Radikalisierung für die Räterepublik
Im März 1919 unternehmen Mitglieder von Spartakusbund und USPD weitere Anstrengungen für eine „Sozialistische Braunschweiger Räterepublik“. Eine Urabstimmung ergibt bei schwacher Beteiligung eine knappe Mehrheit für die Räterepublik. Bei den Wahlen zum Landes-Arbeiterrat, der von allen produktiv Tätigen ab 20 Jahre gewählt wird, erhält die USPD 42 Sitze, MSPD 20, DDP 2 und BLW 2 Sitze.
Die Auseinandersetzungen um die Frage nach Parlamentarismus oder Räterepublik führen zu einer weiteren Aufspaltung der Sozialisten. Im März gründet sich eine braunschweiger Ortsgruppe der KPD.
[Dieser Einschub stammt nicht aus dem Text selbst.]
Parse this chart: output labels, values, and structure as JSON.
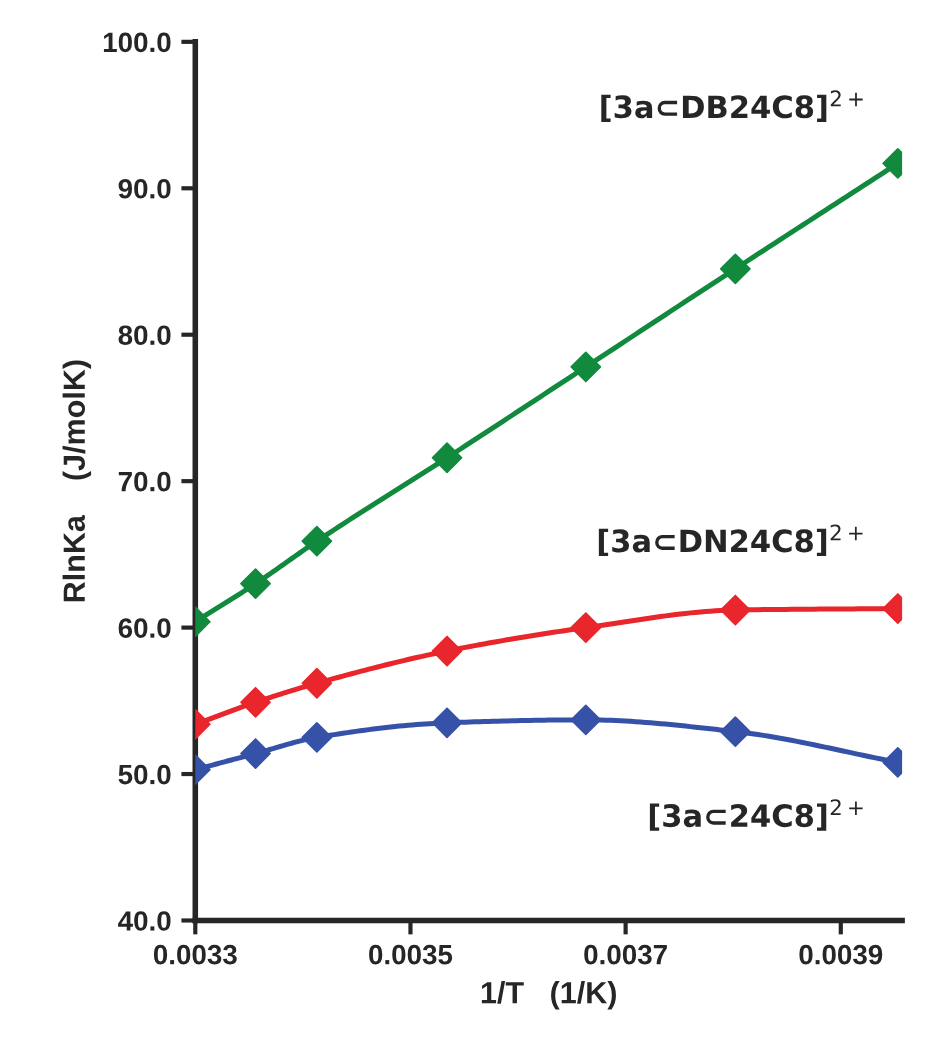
{
  "chart_data": {
    "type": "line",
    "xlabel": "1/T   (1/K)",
    "ylabel": "RlnKa    (J/molK)",
    "xlim": [
      0.0033,
      0.003957
    ],
    "xticks": [
      0.0033,
      0.0035,
      0.0037,
      0.0039
    ],
    "ylim": [
      40,
      100
    ],
    "yticks": [
      {
        "value": 40,
        "label": "40.0"
      },
      {
        "value": 50,
        "label": "50.0"
      },
      {
        "value": 60,
        "label": "60.0"
      },
      {
        "value": 70,
        "label": "70.0"
      },
      {
        "value": 80,
        "label": "80.0"
      },
      {
        "value": 90,
        "label": "90.0"
      },
      {
        "value": 100,
        "label": "100.0"
      }
    ],
    "x": [
      0.0033,
      0.003356,
      0.003413,
      0.003534,
      0.003663,
      0.003802,
      0.003953
    ],
    "marker": "diamond",
    "grid": false,
    "legend": false,
    "series": [
      {
        "name": "[3a⊂DB24C8]$^{2+}$",
        "color": "#118a3e",
        "values": [
          60.4,
          63.0,
          65.9,
          71.6,
          77.8,
          84.5,
          91.7
        ]
      },
      {
        "name": "[3a⊂DN24C8]$^{2+}$",
        "color": "#e8262b",
        "values": [
          53.4,
          54.9,
          56.2,
          58.4,
          60.0,
          61.2,
          61.3
        ]
      },
      {
        "name": "[3a⊂24C8]$^{2+}$",
        "color": "#3552a8",
        "values": [
          50.3,
          51.4,
          52.5,
          53.5,
          53.7,
          52.9,
          50.8
        ]
      }
    ]
  }
}
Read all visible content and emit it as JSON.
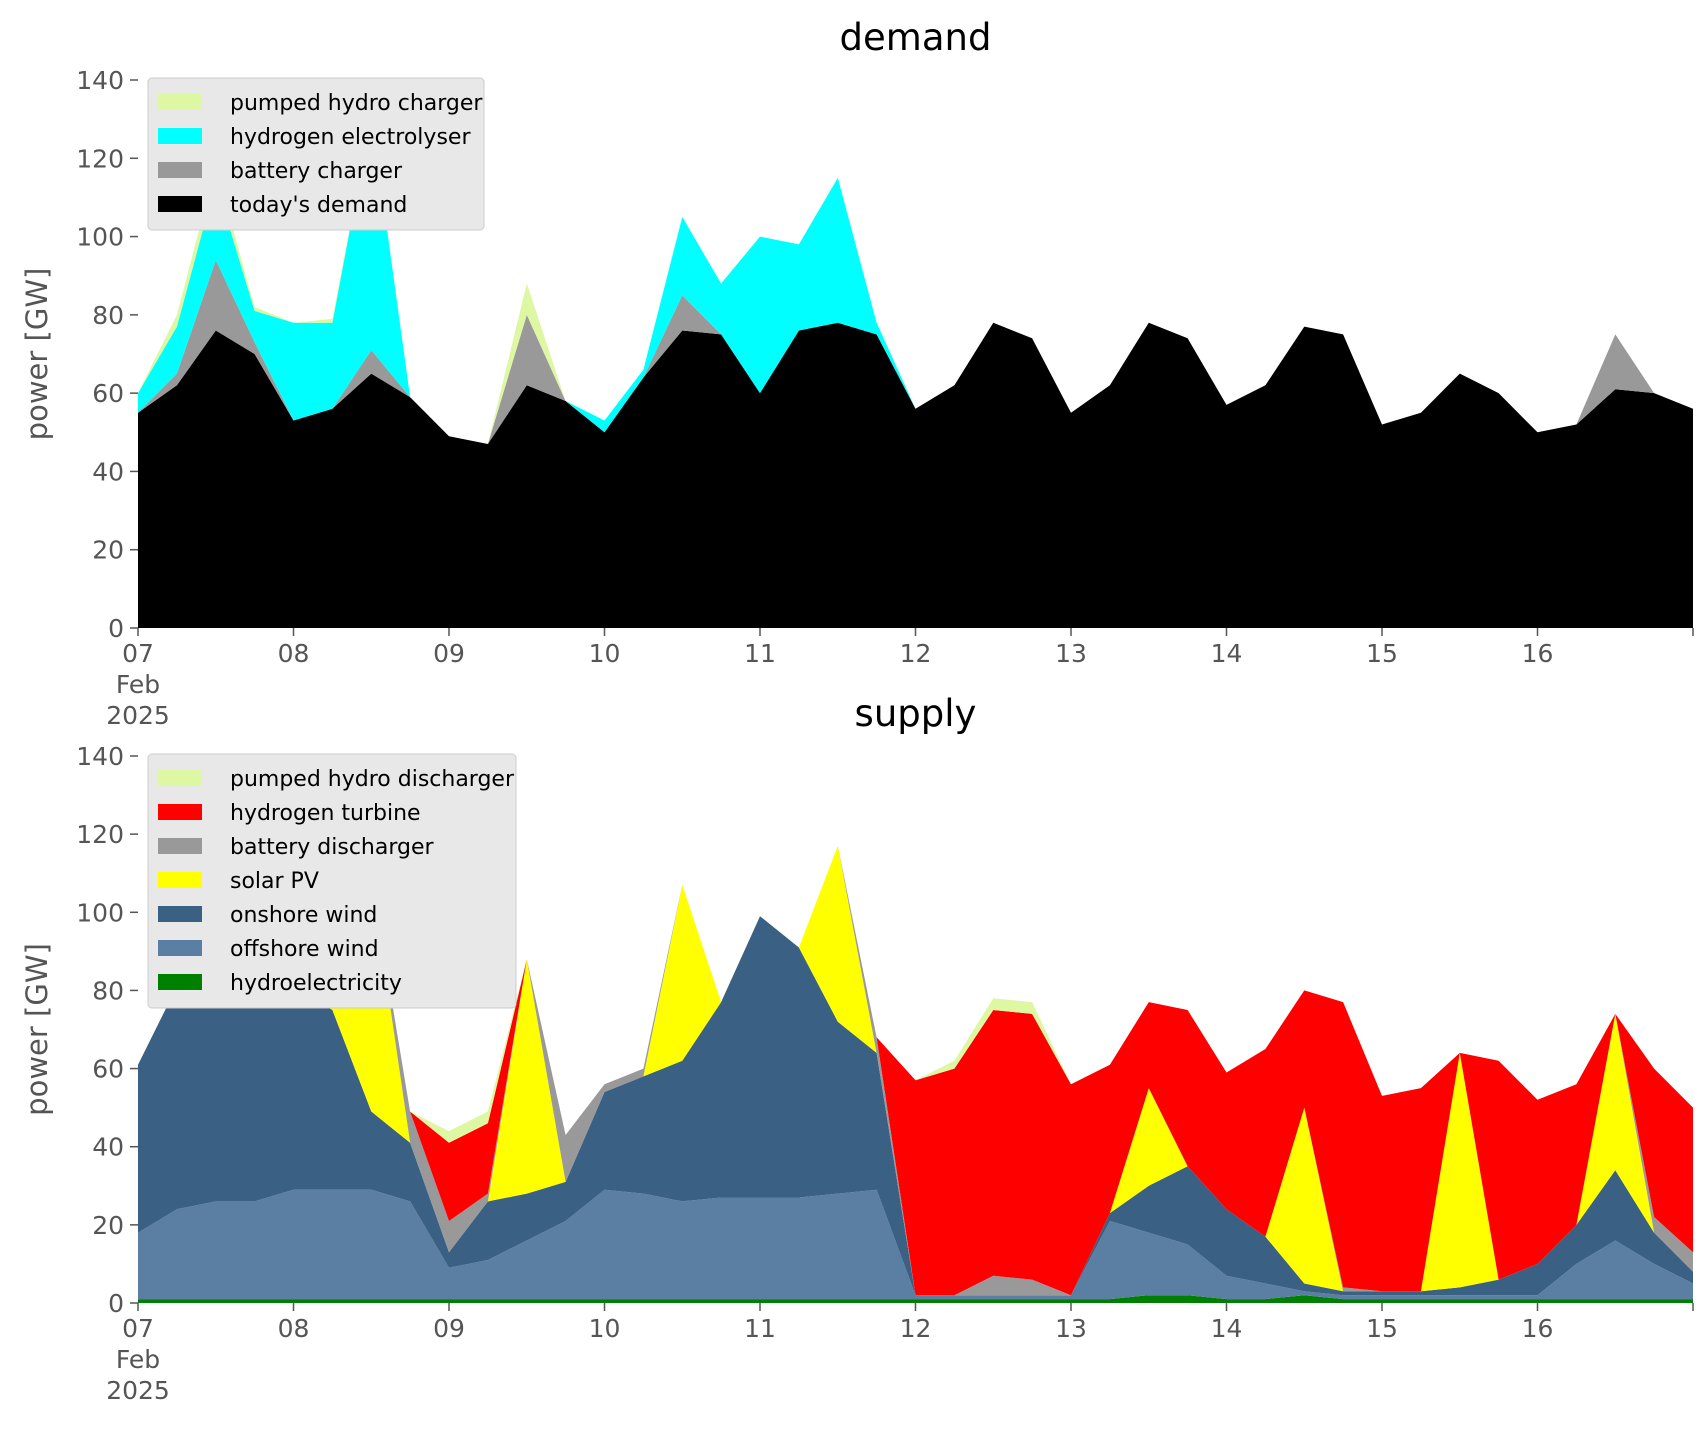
{
  "chart_data": [
    {
      "id": "demand",
      "type": "area",
      "stacked": true,
      "title": "demand",
      "ylabel": "power [GW]",
      "ylim": [
        0,
        140
      ],
      "yticks": [
        0,
        20,
        40,
        60,
        80,
        100,
        120,
        140
      ],
      "xlim": [
        "2025-02-07T00:00",
        "2025-02-17T00:00"
      ],
      "x_tick_labels": [
        "07\nFeb\n2025",
        "08",
        "09",
        "10",
        "11",
        "12",
        "13",
        "14",
        "15",
        "16"
      ],
      "grid": false,
      "legend_position": "top-left",
      "x": [
        "2025-02-07T00:00",
        "2025-02-07T06:00",
        "2025-02-07T12:00",
        "2025-02-07T18:00",
        "2025-02-08T00:00",
        "2025-02-08T06:00",
        "2025-02-08T12:00",
        "2025-02-08T18:00",
        "2025-02-09T00:00",
        "2025-02-09T06:00",
        "2025-02-09T12:00",
        "2025-02-09T18:00",
        "2025-02-10T00:00",
        "2025-02-10T06:00",
        "2025-02-10T12:00",
        "2025-02-10T18:00",
        "2025-02-11T00:00",
        "2025-02-11T06:00",
        "2025-02-11T12:00",
        "2025-02-11T18:00",
        "2025-02-12T00:00",
        "2025-02-12T06:00",
        "2025-02-12T12:00",
        "2025-02-12T18:00",
        "2025-02-13T00:00",
        "2025-02-13T06:00",
        "2025-02-13T12:00",
        "2025-02-13T18:00",
        "2025-02-14T00:00",
        "2025-02-14T06:00",
        "2025-02-14T12:00",
        "2025-02-14T18:00",
        "2025-02-15T00:00",
        "2025-02-15T06:00",
        "2025-02-15T12:00",
        "2025-02-15T18:00",
        "2025-02-16T00:00",
        "2025-02-16T06:00",
        "2025-02-16T12:00",
        "2025-02-16T18:00",
        "2025-02-17T00:00"
      ],
      "series": [
        {
          "name": "today's demand",
          "color": "#000000",
          "values": [
            55,
            62,
            76,
            70,
            53,
            56,
            65,
            59,
            49,
            47,
            62,
            58,
            50,
            64,
            76,
            75,
            60,
            76,
            78,
            75,
            56,
            62,
            78,
            74,
            55,
            62,
            78,
            74,
            57,
            62,
            77,
            75,
            52,
            55,
            65,
            60,
            50,
            52,
            61,
            60,
            56
          ]
        },
        {
          "name": "battery charger",
          "color": "#999999",
          "values": [
            0,
            3,
            18,
            3,
            0,
            0,
            6,
            0,
            0,
            0,
            18,
            0,
            0,
            0,
            9,
            0,
            0,
            0,
            0,
            0,
            0,
            0,
            0,
            0,
            0,
            0,
            0,
            0,
            0,
            0,
            0,
            0,
            0,
            0,
            0,
            0,
            0,
            0,
            14,
            0,
            0
          ]
        },
        {
          "name": "hydrogen electrolyser",
          "color": "#00FFFF",
          "values": [
            5,
            12,
            20,
            8,
            25,
            22,
            60,
            0,
            0,
            0,
            0,
            0,
            3,
            2,
            20,
            13,
            40,
            22,
            37,
            3,
            0,
            0,
            0,
            0,
            0,
            0,
            0,
            0,
            0,
            0,
            0,
            0,
            0,
            0,
            0,
            0,
            0,
            0,
            0,
            0,
            0
          ]
        },
        {
          "name": "pumped hydro charger",
          "color": "#DDF7A3",
          "values": [
            0,
            3,
            4,
            1,
            0,
            1,
            0,
            0,
            0,
            0,
            8,
            0,
            0,
            0,
            0,
            0,
            0,
            0,
            0,
            0,
            0,
            0,
            0,
            0,
            0,
            0,
            0,
            0,
            0,
            0,
            0,
            0,
            0,
            0,
            0,
            0,
            0,
            0,
            0,
            0,
            0
          ]
        }
      ]
    },
    {
      "id": "supply",
      "type": "area",
      "stacked": true,
      "title": "supply",
      "ylabel": "power [GW]",
      "ylim": [
        0,
        140
      ],
      "yticks": [
        0,
        20,
        40,
        60,
        80,
        100,
        120,
        140
      ],
      "xlim": [
        "2025-02-07T00:00",
        "2025-02-17T00:00"
      ],
      "x_tick_labels": [
        "07\nFeb\n2025",
        "08",
        "09",
        "10",
        "11",
        "12",
        "13",
        "14",
        "15",
        "16"
      ],
      "grid": false,
      "legend_position": "top-left",
      "x": [
        "2025-02-07T00:00",
        "2025-02-07T06:00",
        "2025-02-07T12:00",
        "2025-02-07T18:00",
        "2025-02-08T00:00",
        "2025-02-08T06:00",
        "2025-02-08T12:00",
        "2025-02-08T18:00",
        "2025-02-09T00:00",
        "2025-02-09T06:00",
        "2025-02-09T12:00",
        "2025-02-09T18:00",
        "2025-02-10T00:00",
        "2025-02-10T06:00",
        "2025-02-10T12:00",
        "2025-02-10T18:00",
        "2025-02-11T00:00",
        "2025-02-11T06:00",
        "2025-02-11T12:00",
        "2025-02-11T18:00",
        "2025-02-12T00:00",
        "2025-02-12T06:00",
        "2025-02-12T12:00",
        "2025-02-12T18:00",
        "2025-02-13T00:00",
        "2025-02-13T06:00",
        "2025-02-13T12:00",
        "2025-02-13T18:00",
        "2025-02-14T00:00",
        "2025-02-14T06:00",
        "2025-02-14T12:00",
        "2025-02-14T18:00",
        "2025-02-15T00:00",
        "2025-02-15T06:00",
        "2025-02-15T12:00",
        "2025-02-15T18:00",
        "2025-02-16T00:00",
        "2025-02-16T06:00",
        "2025-02-16T12:00",
        "2025-02-16T18:00",
        "2025-02-17T00:00"
      ],
      "series": [
        {
          "name": "hydroelectricity",
          "color": "#008000",
          "values": [
            1,
            1,
            1,
            1,
            1,
            1,
            1,
            1,
            1,
            1,
            1,
            1,
            1,
            1,
            1,
            1,
            1,
            1,
            1,
            1,
            1,
            1,
            1,
            1,
            1,
            1,
            2,
            2,
            1,
            1,
            2,
            1,
            1,
            1,
            1,
            1,
            1,
            1,
            1,
            1,
            1
          ]
        },
        {
          "name": "offshore wind",
          "color": "#5B7FA3",
          "values": [
            17,
            23,
            25,
            25,
            28,
            28,
            28,
            25,
            8,
            10,
            15,
            20,
            28,
            27,
            25,
            26,
            26,
            26,
            27,
            28,
            1,
            1,
            1,
            1,
            1,
            20,
            16,
            13,
            6,
            4,
            1,
            1,
            1,
            1,
            1,
            1,
            1,
            9,
            15,
            9,
            4
          ]
        },
        {
          "name": "onshore wind",
          "color": "#3A6183",
          "values": [
            43,
            57,
            55,
            55,
            52,
            46,
            20,
            15,
            4,
            15,
            12,
            10,
            25,
            30,
            36,
            50,
            72,
            64,
            44,
            35,
            0,
            0,
            0,
            0,
            0,
            2,
            12,
            20,
            17,
            12,
            2,
            1,
            1,
            1,
            2,
            4,
            8,
            10,
            18,
            8,
            3
          ]
        },
        {
          "name": "solar PV",
          "color": "#FFFF00",
          "values": [
            0,
            0,
            35,
            3,
            0,
            5,
            60,
            0,
            0,
            0,
            60,
            0,
            0,
            0,
            45,
            0,
            0,
            0,
            45,
            0,
            0,
            0,
            0,
            0,
            0,
            0,
            25,
            0,
            0,
            0,
            45,
            0,
            0,
            0,
            60,
            0,
            0,
            0,
            40,
            0,
            0
          ]
        },
        {
          "name": "battery discharger",
          "color": "#999999",
          "values": [
            0,
            0,
            0,
            0,
            0,
            0,
            0,
            8,
            8,
            2,
            0,
            12,
            2,
            2,
            0,
            0,
            0,
            0,
            0,
            4,
            0,
            0,
            5,
            4,
            0,
            0,
            0,
            0,
            0,
            0,
            0,
            1,
            0,
            0,
            0,
            0,
            0,
            0,
            0,
            4,
            5
          ]
        },
        {
          "name": "hydrogen turbine",
          "color": "#FF0000",
          "values": [
            0,
            0,
            0,
            0,
            0,
            0,
            0,
            0,
            20,
            18,
            0,
            0,
            0,
            0,
            0,
            0,
            0,
            0,
            0,
            0,
            55,
            58,
            68,
            68,
            54,
            38,
            22,
            40,
            35,
            48,
            30,
            73,
            50,
            52,
            0,
            56,
            42,
            36,
            0,
            38,
            37
          ]
        },
        {
          "name": "pumped hydro discharger",
          "color": "#DDF7A3",
          "values": [
            0,
            0,
            0,
            0,
            0,
            0,
            0,
            0,
            3,
            3,
            0,
            0,
            0,
            0,
            0,
            0,
            0,
            0,
            0,
            0,
            0,
            2,
            3,
            3,
            0,
            0,
            0,
            0,
            0,
            0,
            0,
            0,
            0,
            0,
            0,
            0,
            0,
            0,
            0,
            0,
            0
          ]
        }
      ]
    }
  ]
}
Am 09.04.1919 rufen die Spartakisten auf dem Schlossplatz den Generalstreik aus. Ziel ist der Sturz der braunschweigischen Koalitionsregierung und die Errichtung einer Räteregierung.
• Alle Macht den Arbeiterräten
• Absetzung der „Mörder-Regierung“ Ebert/Scheidemann
• Anschluss an die Russische Räterepublik
• Auflösung der Nationalversammlung und sämtlicher Landesversammlungen
• Bewaffnung der Arbeiterschaft
• Befreiung aller politischen Gefangenen
• Sofortige Sozialisierung durch Einführung von Betriebsräten
• Auflösung aller Freikorps
• Schaffung eines Volksheeres


Das Ende der Räterepublik in Braunschweig
Das Braunschweiger Bürgertum antwortet auf den Generalstreik mit umfassenden Boykottmaßnahmen. Die Reichsregierung verhängt den Belagerungszustand über Braunschweig. Am 17.04.1919 wird Braunschweig durch das Freikorps von General Maercker besetzt. Der Arbeiter- und Soldatenrat Braunschweig leistet keine Gegenwehr – in anderen Städten kommt es hingegen zu blutigen Auseinandersetzungen.
Obwohl die braunschweigische Landesregierung die Beendigung der Streiks erreicht hatte, wird sie von der Reichsregierung abgesetzt. Der Landtag wählt eine neue Regierung.

Auf Reichsebene sind die Weichen bereits früher gestellt worden. Im Dezember 1918 stimmt der erste Reichsrätekongress für eine Wahl zur Nationalversammlung und nicht für ein Rätesystem als Grundlage der Verfassung. Damit hatten sich die Räte praktisch selbst entmachtet.
Die drei Delegierten aus Braunschweig, der Vorsitzende des Arbeiter- und Soldatenrats Emil Schütz, der 31jährige Wilhelm Reupke aus Bad Harzburg und der 63jährige Zigarrenfabrikant Heinrich Wassermann aus Schöningen, alle USPD, hatten gegen die Einberufung einer Nationalversammlung gestimmt.
Die Nationalversammlung wird im Januar 1919 gewählt und tritt in Weimar zusammen, wo sie am 31.07.1919 die Weimarer Verfassung verabschiedet.